異世界で帝国の皇子に出会ったら、トラブルに巻き込まれました。
「さ、触らないで!」
彼の手を振り払いたいのに、身体が痺れて言うことをきかない。精一杯力を込めても、指先を動かすのがせいぜいで。彼の腕の中から睨み付けるしかできない。

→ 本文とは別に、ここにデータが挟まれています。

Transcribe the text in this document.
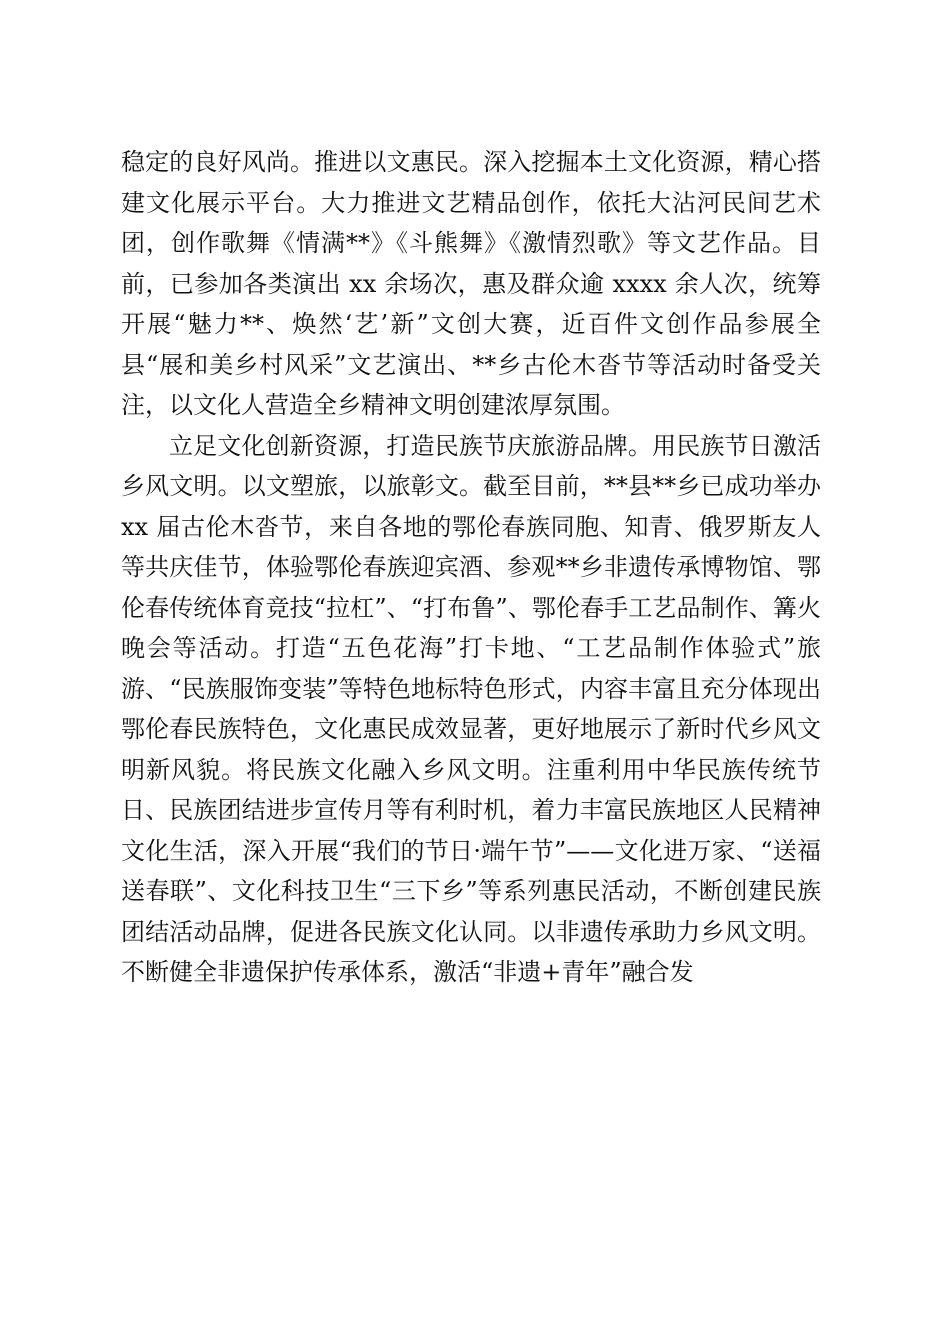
稳定的良好风尚。推进以文惠民。深入挖掘本土文化资源，精心搭建文化展示平台。大力推进文艺精品创作，依托大沾河民间艺术团，创作歌舞《情满**》《斗熊舞》《激情烈歌》等文艺作品。目前，已参加各类演出 xx 余场次，惠及群众逾 xxxx 余人次，统筹开展“魅力**、焕然‘艺’新”文创大赛，近百件文创作品参展全县“展和美乡村风采”文艺演出、**乡古伦木沓节等活动时备受关注，以文化人营造全乡精神文明创建浓厚氛围。

立足文化创新资源，打造民族节庆旅游品牌。用民族节日激活乡风文明。以文塑旅，以旅彰文。截至目前，**县**乡已成功举办 xx 届古伦木沓节，来自各地的鄂伦春族同胞、知青、俄罗斯友人等共庆佳节，体验鄂伦春族迎宾酒、参观**乡非遗传承博物馆、鄂伦春传统体育竞技“拉杠”、“打布鲁”、鄂伦春手工艺品制作、篝火晚会等活动。打造“五色花海”打卡地、“工艺品制作体验式”旅游、“民族服饰变装”等特色地标特色形式，内容丰富且充分体现出鄂伦春民族特色，文化惠民成效显著，更好地展示了新时代乡风文明新风貌。将民族文化融入乡风文明。注重利用中华民族传统节日、民族团结进步宣传月等有利时机，着力丰富民族地区人民精神文化生活，深入开展“我们的节日·端午节”——文化进万家、“送福送春联”、文化科技卫生“三下乡”等系列惠民活动，不断创建民族团结活动品牌，促进各民族文化认同。以非遗传承助力乡风文明。不断健全非遗保护传承体系，激活“非遗+青年”融合发
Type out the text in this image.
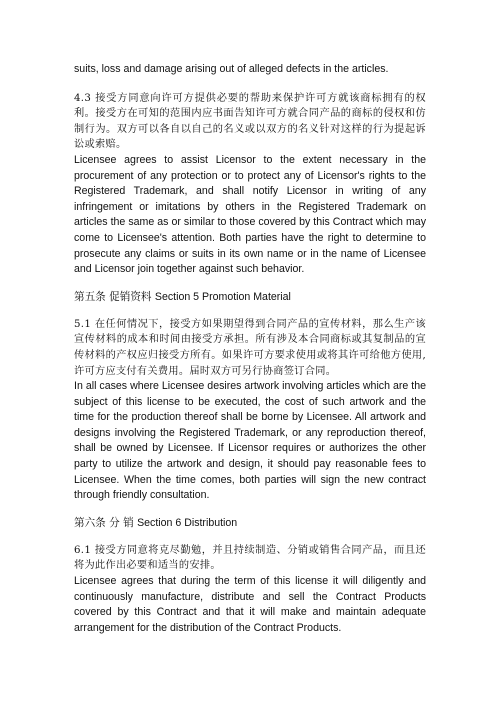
suits, loss and damage arising out of alleged defects in the articles.

4.3 接受方同意向许可方提供必要的帮助来保护许可方就该商标拥有的权利。接受方在可知的范围内应书面告知许可方就合同产品的商标的侵权和仿制行为。双方可以各自以自己的名义或以双方的名义针对这样的行为提起诉讼或索赔。

Licensee agrees to assist Licensor to the extent necessary in the procurement of any protection or to protect any of Licensor's rights to the Registered Trademark, and shall notify Licensor in writing of any infringement or imitations by others in the Registered Trademark on articles the same as or similar to those covered by this Contract which may come to Licensee's attention. Both parties have the right to determine to prosecute any claims or suits in its own name or in the name of Licensee and Licensor join together against such behavior.

第五条 促销资料 Section 5 Promotion Material

5.1 在任何情况下，接受方如果期望得到合同产品的宣传材料，那么生产该宣传材料的成本和时间由接受方承担。所有涉及本合同商标或其复制品的宣传材料的产权应归接受方所有。如果许可方要求使用或将其许可给他方使用,许可方应支付有关费用。届时双方可另行协商签订合同。

In all cases where Licensee desires artwork involving articles which are the subject of this license to be executed, the cost of such artwork and the time for the production thereof shall be borne by Licensee. All artwork and designs involving the Registered Trademark, or any reproduction thereof, shall be owned by Licensee. If Licensor requires or authorizes the other party to utilize the artwork and design, it should pay reasonable fees to Licensee. When the time comes, both parties will sign the new contract through friendly consultation.

第六条 分 销 Section 6 Distribution

6.1 接受方同意将克尽勤勉，并且持续制造、分销或销售合同产品，而且还将为此作出必要和适当的安排。

Licensee agrees that during the term of this license it will diligently and continuously manufacture, distribute and sell the Contract Products covered by this Contract and that it will make and maintain adequate arrangement for the distribution of the Contract Products.
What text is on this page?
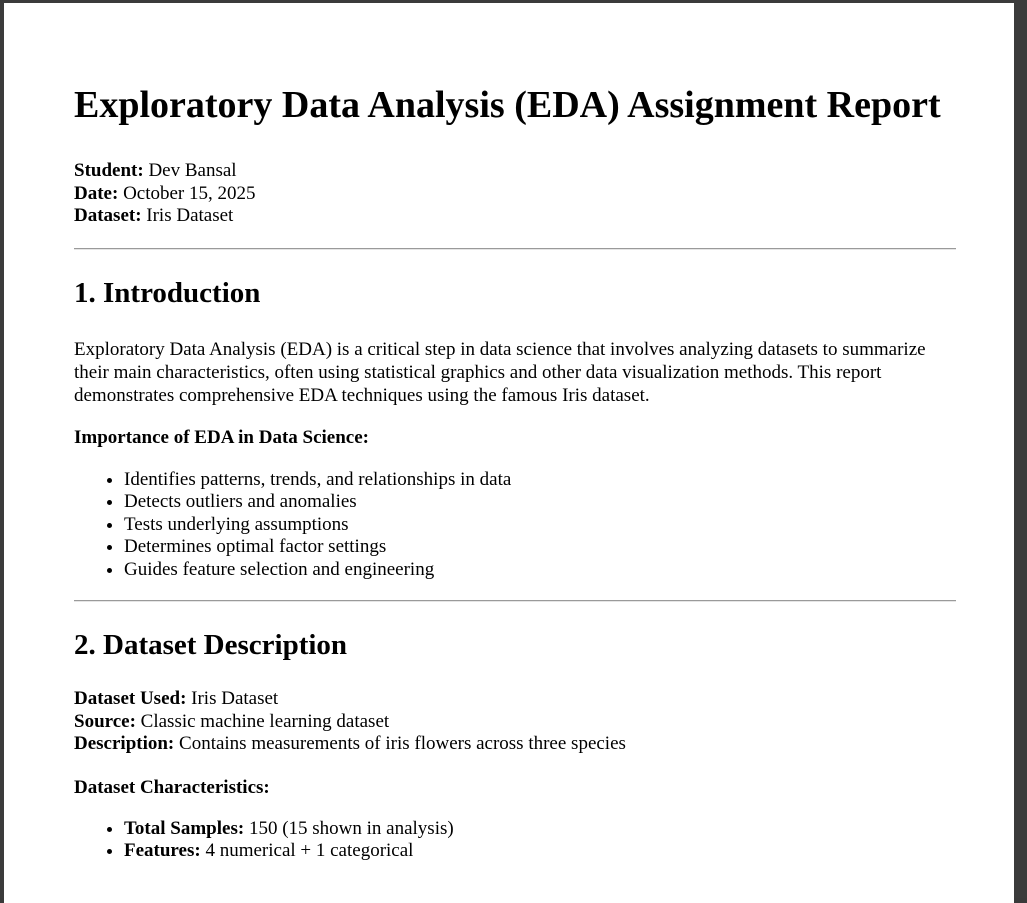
Exploratory Data Analysis (EDA) Assignment Report
Student: Dev Bansal
Date: October 15, 2025
Dataset: Iris Dataset
1. Introduction

Exploratory Data Analysis (EDA) is a critical step in data science that involves analyzing datasets to summarize their main characteristics, often using statistical graphics and other data visualization methods. This report demonstrates comprehensive EDA techniques using the famous Iris dataset.

Importance of EDA in Data Science:

• Identifies patterns, trends, and relationships in data
• Detects outliers and anomalies
• Tests underlying assumptions
• Determines optimal factor settings
• Guides feature selection and engineering
2. Dataset Description
Dataset Used: Iris Dataset
Source: Classic machine learning dataset
Description: Contains measurements of iris flowers across three species

Dataset Characteristics:

• Total Samples: 150 (15 shown in analysis)
• Features: 4 numerical + 1 categorical
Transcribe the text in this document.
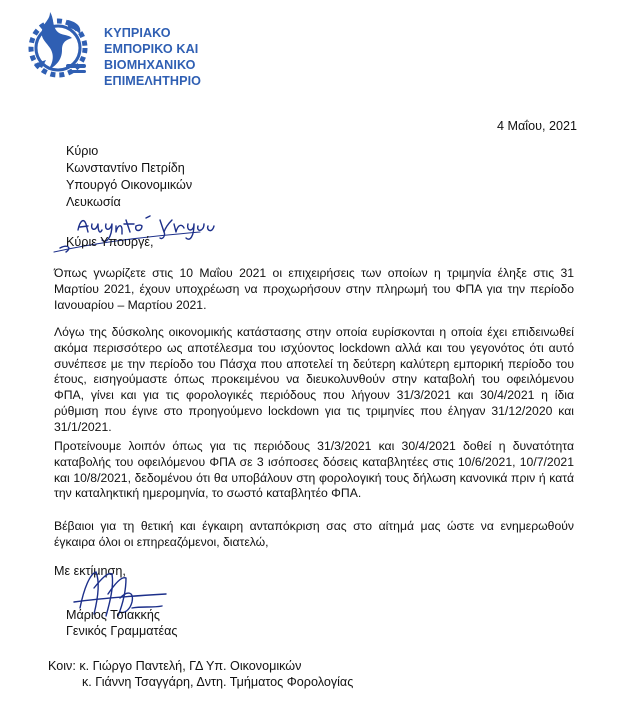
ΚΥΠΡΙΑΚΟ
ΕΜΠΟΡΙΚΟ ΚΑΙ
ΒΙΟΜΗΧΑΝΙΚΟ
ΕΠΙΜΕΛΗΤΗΡΙΟ
4 Μαΐου, 2021
Κύριο
Κωνσταντίνο Πετρίδη
Υπουργό Οικονομικών
Λευκωσία
Κύριε Υπουργέ,
Όπως γνωρίζετε στις 10 Μαΐου 2021 οι επιχειρήσεις των οποίων η τριμηνία έληξε στις 31 Μαρτίου 2021, έχουν υποχρέωση να προχωρήσουν στην πληρωμή του ΦΠΑ για την περίοδο Ιανουαρίου – Μαρτίου 2021.
Λόγω της δύσκολης οικονομικής κατάστασης στην οποία ευρίσκονται η οποία έχει επιδεινωθεί ακόμα περισσότερο ως αποτέλεσμα του ισχύοντος lockdown αλλά και του γεγονότος ότι αυτό συνέπεσε με την περίοδο του Πάσχα που αποτελεί τη δεύτερη καλύτερη εμπορική περίοδο του έτους, εισηγούμαστε όπως προκειμένου να διευκολυνθούν στην καταβολή του οφειλόμενου ΦΠΑ, γίνει και για τις φορολογικές περιόδους που λήγουν 31/3/2021 και 30/4/2021 η ίδια ρύθμιση που έγινε στο προηγούμενο lockdown για τις τριμηνίες που έληγαν 31/12/2020 και 31/1/2021.
Προτείνουμε λοιπόν όπως για τις περιόδους 31/3/2021 και 30/4/2021 δοθεί η δυνατότητα καταβολής του οφειλόμενου ΦΠΑ σε 3 ισόποσες δόσεις καταβλητέες στις 10/6/2021, 10/7/2021 και 10/8/2021, δεδομένου ότι θα υποβάλουν στη φορολογική τους δήλωση κανονικά πριν ή κατά την καταληκτική ημερομηνία, το σωστό καταβλητέο ΦΠΑ.
Βέβαιοι για τη θετική και έγκαιρη ανταπόκριση σας στο αίτημά μας ώστε να ενημερωθούν έγκαιρα όλοι οι επηρεαζόμενοι, διατελώ,
Με εκτίμηση,
Μάριος Τσιακκής
Γενικός Γραμματέας
Κοιν: κ. Γιώργο Παντελή, ΓΔ Υπ. Οικονομικών
κ. Γιάννη Τσαγγάρη, Δντη. Τμήματος Φορολογίας
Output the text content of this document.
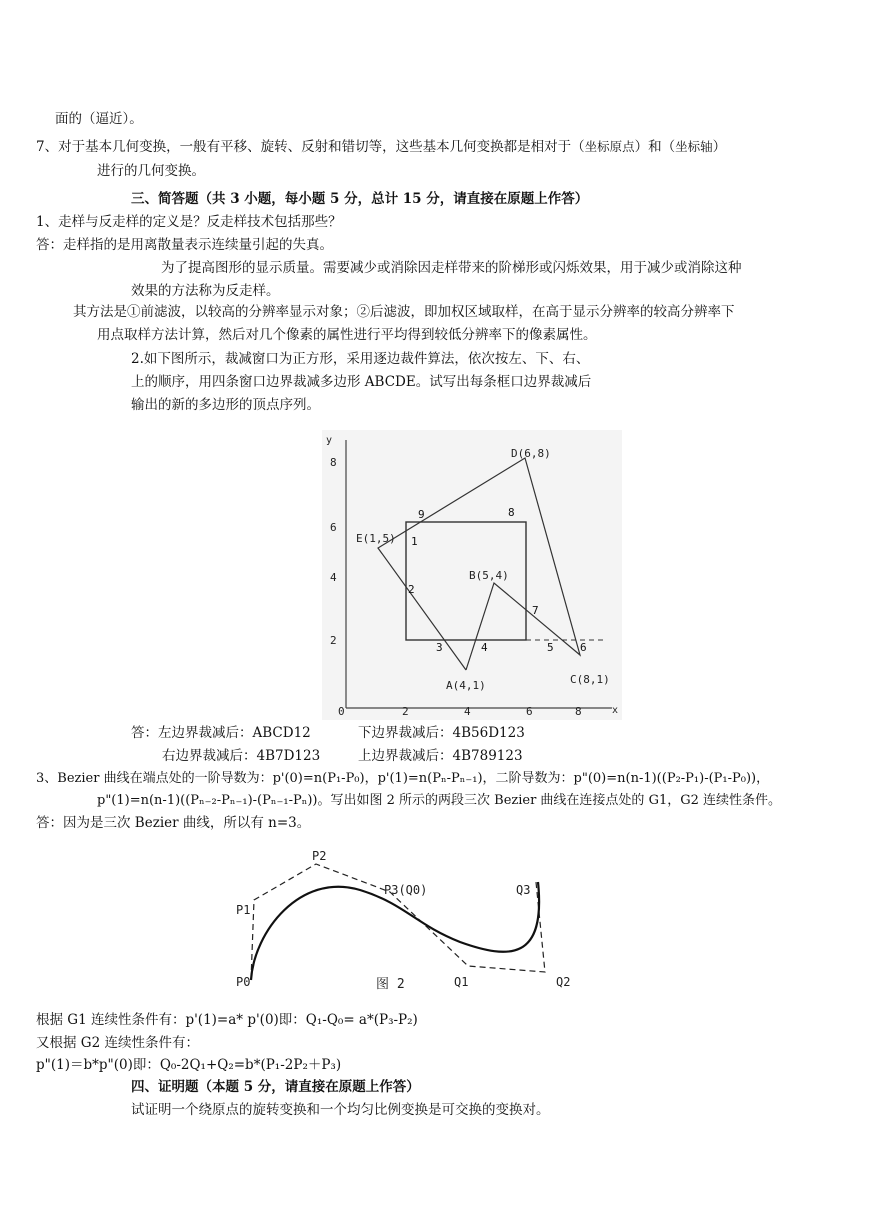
面的（逼近）。
7、对于基本几何变换，一般有平移、旋转、反射和错切等，这些基本几何变换都是相对于（坐标原点）和（坐标轴）
进行的几何变换。
三、简答题（共 3 小题，每小题 5 分，总计 15 分，请直接在原题上作答）
1、走样与反走样的定义是？反走样技术包括那些？
答：走样指的是用离散量表示连续量引起的失真。
为了提高图形的显示质量。需要减少或消除因走样带来的阶梯形或闪烁效果，用于减少或消除这种
效果的方法称为反走样。
其方法是①前滤波，以较高的分辨率显示对象；②后滤波，即加权区域取样，在高于显示分辨率的较高分辨率下
用点取样方法计算，然后对几个像素的属性进行平均得到较低分辨率下的像素属性。
2.如下图所示，裁减窗口为正方形，采用逐边裁件算法，依次按左、下、右、
上的顺序，用四条窗口边界裁减多边形 ABCDE。试写出每条框口边界裁减后
输出的新的多边形的顶点序列。
0	2	4	6	8	x
2
4
6
8
y
A(4,1)
B(5,4)
C(8,1)
D(6,8)
E(1,5) 1
2
3	4	5 6
7
8
9
答：左边界裁减后：ABCD12	下边界裁减后：4B56D123
右边界裁减后：4B7D123	上边界裁减后：4B789123
3、Bezier 曲线在端点处的一阶导数为：p'(0)=n(P₁-P₀)，p'(1)=n(Pₙ-Pₙ₋₁)，二阶导数为：p"(0)=n(n-1)((P₂-P₁)-(P₁-P₀))，
p"(1)=n(n-1)((Pₙ₋₂-Pₙ₋₁)-(Pₙ₋₁-Pₙ))。写出如图 2 所示的两段三次 Bezier 曲线在连接点处的 G1，G2 连续性条件。
答：因为是三次 Bezier 曲线，所以有 n=3。
P0
P1
P2
P3(Q0)
Q1	Q2
Q3
图 2
根据 G1 连续性条件有：p'(1)=a* p'(0)即：Q₁-Q₀= a*(P₃-P₂)
又根据 G2 连续性条件有：
p"(1)＝b*p"(0)即：Q₀-2Q₁+Q₂=b*(P₁-2P₂＋P₃)
四、证明题（本题 5 分，请直接在原题上作答）
试证明一个绕原点的旋转变换和一个均匀比例变换是可交换的变换对。
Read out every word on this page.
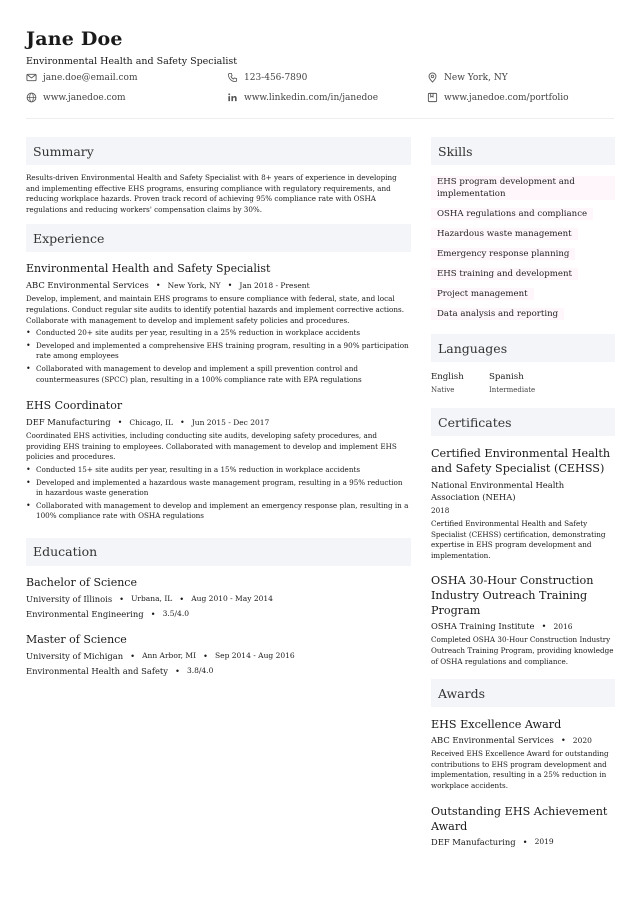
Jane Doe
Environmental Health and Safety Specialist
jane.doe@email.com	123-456-7890	New York, NY
www.janedoe.com	www.linkedin.com/in/janedoe	www.janedoe.com/portfolio
Summary
Results-driven Environmental Health and Safety Specialist with 8+ years of experience in developing and implementing effective EHS programs, ensuring compliance with regulatory requirements, and reducing workplace hazards. Proven track record of achieving 95% compliance rate with OSHA regulations and reducing workers' compensation claims by 30%.
Experience
Environmental Health and Safety Specialist
ABC Environmental Services • New York, NY • Jan 2018 - Present
Develop, implement, and maintain EHS programs to ensure compliance with federal, state, and local regulations. Conduct regular site audits to identify potential hazards and implement corrective actions. Collaborate with management to develop and implement safety policies and procedures.
• Conducted 20+ site audits per year, resulting in a 25% reduction in workplace accidents
• Developed and implemented a comprehensive EHS training program, resulting in a 90% participation rate among employees
• Collaborated with management to develop and implement a spill prevention control and countermeasures (SPCC) plan, resulting in a 100% compliance rate with EPA regulations
EHS Coordinator
DEF Manufacturing • Chicago, IL • Jun 2015 - Dec 2017
Coordinated EHS activities, including conducting site audits, developing safety procedures, and providing EHS training to employees. Collaborated with management to develop and implement EHS policies and procedures.
• Conducted 15+ site audits per year, resulting in a 15% reduction in workplace accidents
• Developed and implemented a hazardous waste management program, resulting in a 95% reduction in hazardous waste generation
• Collaborated with management to develop and implement an emergency response plan, resulting in a 100% compliance rate with OSHA regulations
Education
Bachelor of Science
University of Illinois • Urbana, IL • Aug 2010 - May 2014
Environmental Engineering • 3.5/4.0
Master of Science
University of Michigan • Ann Arbor, MI • Sep 2014 - Aug 2016
Environmental Health and Safety • 3.8/4.0
Skills
EHS program development and implementation
OSHA regulations and compliance
Hazardous waste management
Emergency response planning
EHS training and development
Project management
Data analysis and reporting
Languages
English
Native
Spanish
Intermediate
Certificates
Certified Environmental Health and Safety Specialist (CEHSS)
National Environmental Health Association (NEHA)
2018
Certified Environmental Health and Safety Specialist (CEHSS) certification, demonstrating expertise in EHS program development and implementation.
OSHA 30-Hour Construction Industry Outreach Training Program
OSHA Training Institute • 2016
Completed OSHA 30-Hour Construction Industry Outreach Training Program, providing knowledge of OSHA regulations and compliance.
Awards
EHS Excellence Award
ABC Environmental Services • 2020
Received EHS Excellence Award for outstanding contributions to EHS program development and implementation, resulting in a 25% reduction in workplace accidents.
Outstanding EHS Achievement Award
DEF Manufacturing • 2019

「あ……あなたは……あ、あたしに嘘をついてた……皇子だって……どうして……あたしを……」
「たしかにわたくしはあなたを騙しました。しかし、それはやむなくです」
セリスはあたしの髪を飽きることなく撫でながら、訥々と自分の事情を語る。
「あなたを帝国の中枢に送る訳にはいかなかったからです。わたくしはディアン帝国皇子ではない。ですが、同等の立場でもあるのです」
そう話しながらも、セリスの指先があたしの髪から滑り落ち、頬を撫でた。
「こんな場所に傷が……わたくしがいなかったばかりに、申し訳ありません」
「謝らなくても、いいです。これはあたしが選んだ結果負った傷ですから」
「ですが、わたくしはあなたをお守りすると誓いました。これからはそのような真似はしなくともいいのです。何不自由ない生活をお約束致します。ですから、わたくしとともに……」
気のせいか、セリスの顔が近くなってる。耳に吐息を感じて、背中が粟立った。
頬から肌を伝う指先が、肩にたどり着く。「痛むでしょう」、と……そこに唇を落とした。
「や、やめて……!」
頭が真っ白になって、涙のせいか視界が滲む。
「泣かないでください。わたくしは、あなたにそんな顔をさせたい訳ではありません」
「なら、は……離して」
「いいえ、それはできません」
ギュッ、とより強い力で抱き寄せられた。